Monday, January 20, 2014

Chickweed is great winter food and medicine

          A great eating green that holds up well through the winter is worth paying attention to.  One that also can be used to treat eye infections is even better.

Chickweed under the locust trees

Chickweed is already blooming and shedding seed down by the Rogue River along the bike/walking trail at the end of Greenwood Avenue.  It started growing this year months earlier than usual, sprouting with cold September rains, rather than waiting for November like recent years, or January as usual.  The early December snow and deep freeze, down to 8 degrees, didn’t damage the plants, perhaps because they were covered with snow, and they took off blooming and making seed before the end of the month.  It is probably more mature by the river than most places, temperatures being more moderate there.

 Chickweed closeup

I know it is seeding because I am making chickweed tea to treat conjunctivitis, AKA pink eye, and I end up with seeds in my cup.  It has boric acid in just the right amount to safely and effectively in kill bacteria in the eyes.  I make a small cup every day with a small handful of fresh, uncut chickweed and drop some in my eyes morning and night. 
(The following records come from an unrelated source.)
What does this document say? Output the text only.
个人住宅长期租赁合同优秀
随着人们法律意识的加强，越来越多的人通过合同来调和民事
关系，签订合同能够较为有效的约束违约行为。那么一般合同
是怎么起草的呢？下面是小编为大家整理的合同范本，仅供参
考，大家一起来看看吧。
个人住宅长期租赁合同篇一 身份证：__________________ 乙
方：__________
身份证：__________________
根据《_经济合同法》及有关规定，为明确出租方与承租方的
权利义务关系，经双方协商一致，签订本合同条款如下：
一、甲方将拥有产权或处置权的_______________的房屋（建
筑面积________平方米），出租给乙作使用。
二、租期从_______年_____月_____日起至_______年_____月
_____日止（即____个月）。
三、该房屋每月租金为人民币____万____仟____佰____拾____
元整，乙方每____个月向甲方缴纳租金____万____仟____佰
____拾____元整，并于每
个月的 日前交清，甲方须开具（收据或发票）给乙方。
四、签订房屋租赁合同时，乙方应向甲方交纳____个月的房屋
 Fresh, whole chickweed ready for tea

 Making tea and sterilizing the medicine jar

Prepared medicine and leftovers

It must be made fresh daily to work, as it can get cloudy quickly.  To keep it fresh for the day, I sterilize the jar I keep the dropper in with boiling water at the same time I make the tea; pour some tea in the sterilized jar with the dropper; and lid the jar until the tea is cooled enough to use. 
It stings a bit at first, but stops the itch immediately and clears up the eyes.  Like other antibiotics, it must be used for a week or so after symptoms subside to stop them from returning.  I put about ¼ cup of tea in the jar, eat the mouthful of wilted greens, and drink the rest for a tonic high in vitamins A, C, iron and calcium.
The easiest way to pick chickweed is to grab the top of its mass of leaves and cut off the top 2-3 inches with a knife.  They are crawling, succulent plants that can stand about 6 inches high in a mass, and the tips are the best eating.
          They are great as a wilted green with dinner, or fresh in sandwiches and salads, much like spinach with smaller leaves and succulent stems; a little bitter, but a good bitter.  I like a sandwich on Dave’s Killer Bread with peanut or almond butter on one piece and cream cheese on the other, with jelly and chopped chickweed between.
            The locust trees by the river, and the box elder and plum in my backyard, make perfect chickweed habitat, as their leaves fall early; they are soft and eaten quickly by the soil; and they make rich soil under dappled shade, with winter sun through the branches.  The variety that grows by the river has larger leaves than most, and was easily spread to my backyard by pulling the seedy plants in late spring and spreading them where I wanted them to grow.

Gardening is easy, if you do it naturally.